Chanfreineuses de tubes à froid
Les chanfreineuses de tubes GBC sont des machines dédiées à la préparation du tranchant pour le soudage : elles réalisent le chanfreinage, le parement et le contre-forage sur des tuyaux déjà coupés. Le travail à froid élimine la formation de zones affectées par la chaleur (ZAH) et produit une surface avec une rugosité adéquate pour un soudage ultérieur.

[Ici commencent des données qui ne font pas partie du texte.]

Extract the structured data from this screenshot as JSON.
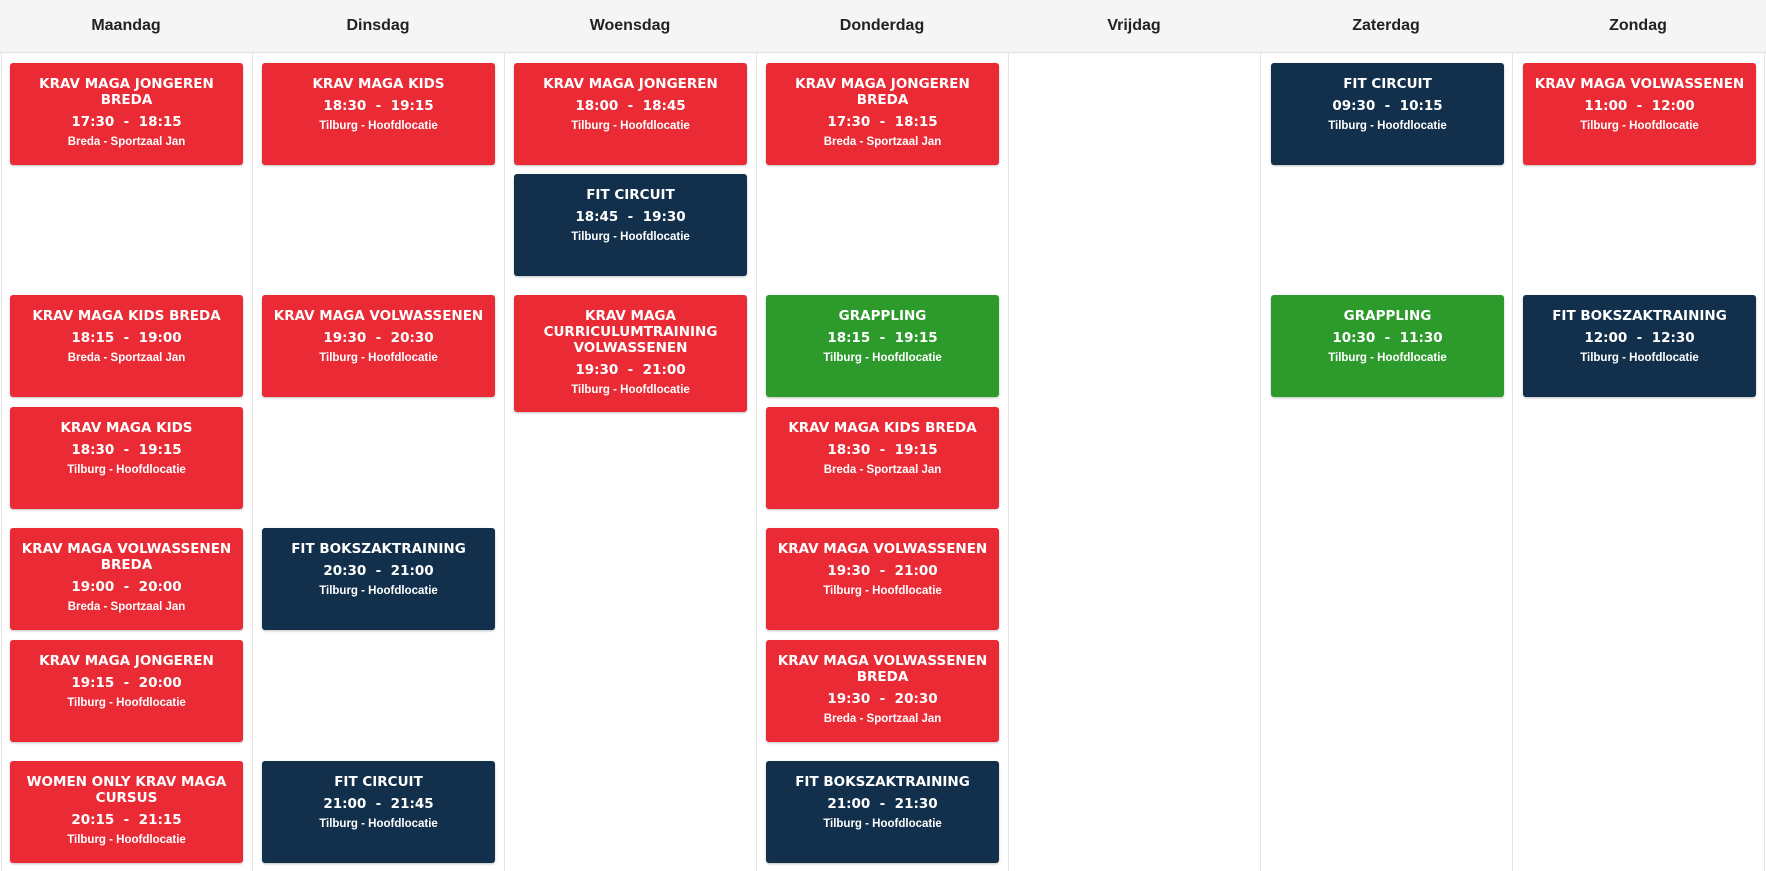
{
  "days": [
    "Maandag",
    "Dinsdag",
    "Woensdag",
    "Donderdag",
    "Vrijdag",
    "Zaterdag",
    "Zondag"
  ],
  "colors": {
    "red": "#ea2a35",
    "navy": "#12304b",
    "green": "#2d9a2c",
    "header_bg": "#f5f5f5"
  },
  "events": [
    {
      "title": "KRAV MAGA JONGEREN BREDA",
      "time": "17:30  -  18:15",
      "location": "Breda - Sportzaal Jan",
      "color": "red"
    },
    {
      "title": "KRAV MAGA KIDS BREDA",
      "time": "18:15  -  19:00",
      "location": "Breda - Sportzaal Jan",
      "color": "red"
    },
    {
      "title": "KRAV MAGA KIDS",
      "time": "18:30  -  19:15",
      "location": "Tilburg - Hoofdlocatie",
      "color": "red"
    },
    {
      "title": "KRAV MAGA VOLWASSENEN BREDA",
      "time": "19:00  -  20:00",
      "location": "Breda - Sportzaal Jan",
      "color": "red"
    },
    {
      "title": "KRAV MAGA JONGEREN",
      "time": "19:15  -  20:00",
      "location": "Tilburg - Hoofdlocatie",
      "color": "red"
    },
    {
      "title": "WOMEN ONLY KRAV MAGA CURSUS",
      "time": "20:15  -  21:15",
      "location": "Tilburg - Hoofdlocatie",
      "color": "red"
    },
    {
      "title": "KRAV MAGA KIDS",
      "time": "18:30  -  19:15",
      "location": "Tilburg - Hoofdlocatie",
      "color": "red"
    },
    {
      "title": "KRAV MAGA VOLWASSENEN",
      "time": "19:30  -  20:30",
      "location": "Tilburg - Hoofdlocatie",
      "color": "red"
    },
    {
      "title": "FIT BOKSZAKTRAINING",
      "time": "20:30  -  21:00",
      "location": "Tilburg - Hoofdlocatie",
      "color": "navy"
    },
    {
      "title": "FIT CIRCUIT",
      "time": "21:00  -  21:45",
      "location": "Tilburg - Hoofdlocatie",
      "color": "navy"
    },
    {
      "title": "KRAV MAGA JONGEREN",
      "time": "18:00  -  18:45",
      "location": "Tilburg - Hoofdlocatie",
      "color": "red"
    },
    {
      "title": "FIT CIRCUIT",
      "time": "18:45  -  19:30",
      "location": "Tilburg - Hoofdlocatie",
      "color": "navy"
    },
    {
      "title": "KRAV MAGA CURRICULUMTRAINING VOLWASSENEN",
      "time": "19:30  -  21:00",
      "location": "Tilburg - Hoofdlocatie",
      "color": "red"
    },
    {
      "title": "KRAV MAGA JONGEREN BREDA",
      "time": "17:30  -  18:15",
      "location": "Breda - Sportzaal Jan",
      "color": "red"
    },
    {
      "title": "GRAPPLING",
      "time": "18:15  -  19:15",
      "location": "Tilburg - Hoofdlocatie",
      "color": "green"
    },
    {
      "title": "KRAV MAGA KIDS BREDA",
      "time": "18:30  -  19:15",
      "location": "Breda - Sportzaal Jan",
      "color": "red"
    },
    {
      "title": "KRAV MAGA VOLWASSENEN",
      "time": "19:30  -  21:00",
      "location": "Tilburg - Hoofdlocatie",
      "color": "red"
    },
    {
      "title": "KRAV MAGA VOLWASSENEN BREDA",
      "time": "19:30  -  20:30",
      "location": "Breda - Sportzaal Jan",
      "color": "red"
    },
    {
      "title": "FIT BOKSZAKTRAINING",
      "time": "21:00  -  21:30",
      "location": "Tilburg - Hoofdlocatie",
      "color": "navy"
    },
    {
      "title": "FIT CIRCUIT",
      "time": "09:30  -  10:15",
      "location": "Tilburg - Hoofdlocatie",
      "color": "navy"
    },
    {
      "title": "GRAPPLING",
      "time": "10:30  -  11:30",
      "location": "Tilburg - Hoofdlocatie",
      "color": "green"
    },
    {
      "title": "KRAV MAGA VOLWASSENEN",
      "time": "11:00  -  12:00",
      "location": "Tilburg - Hoofdlocatie",
      "color": "red"
    },
    {
      "title": "FIT BOKSZAKTRAINING",
      "time": "12:00  -  12:30",
      "location": "Tilburg - Hoofdlocatie",
      "color": "navy"
    }
  ]
}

Les séries Mini, TC, Boiler, Supermaxi et Hypermaxi couvrent des diamètres allant de 1/2 » (12,4 mm) jusqu’à 40 », avec un angle conique, la hauteur des billes et un réglage en J ou en composite conformément à l’ASME B16.25.
Inspection pré-soudure : liste de contrôle opérationnelle
Avant d’autoriser la soudure, le contrôle qualité doit vérifier :
- Angle de biseau selon ASME B16.25 (mesure de jauge d’angle)
- Hauteur de bille dans la tolérance (1,6 mm +/- 0,8 mm pour les géométries standard)
- Hi-lo < = moins de 1,6 mm et 25 % d’épaisseur (mesuré avec l’écartement hi-lo)
- Écartage de l’extrémité du tuyau (pour la soudure sur douille ou avant le chanfreinage)
- Nettoyage de la zone articulaire (visuel + test possible pour détecter des contaminants)
- Espace de montage correct (pour soudure à douille : >= 1,6 mm)
- Alignement des articulations et absence de décalage angulaire (désalignement)
Ces vérifications préalables à la soudure, dûment documentées dans le dossier de construction, font partie des preuves requises lors des essais d’EMI post-soudure.
Outils industriels du GBC pour la préparation des joints ASME
GBC Industrial Tools conçoit et fabrique des machines de coupe et de chanfreinage de tubes et de tôles, spécialement adaptées aux besoins des constructions de tuyauterie conformes aux normes. La disponibilité de machines pour petits diamètres (DN 15-50, typique des lignes de soudure à douille) et de solutions pour de grands diamètres (grands tuyaux dans les secteurs de l’électricité et du pétrole & gaz) permet de couvrir l’ensemble de la gamme d’applications ASME B31.3 et B31.1.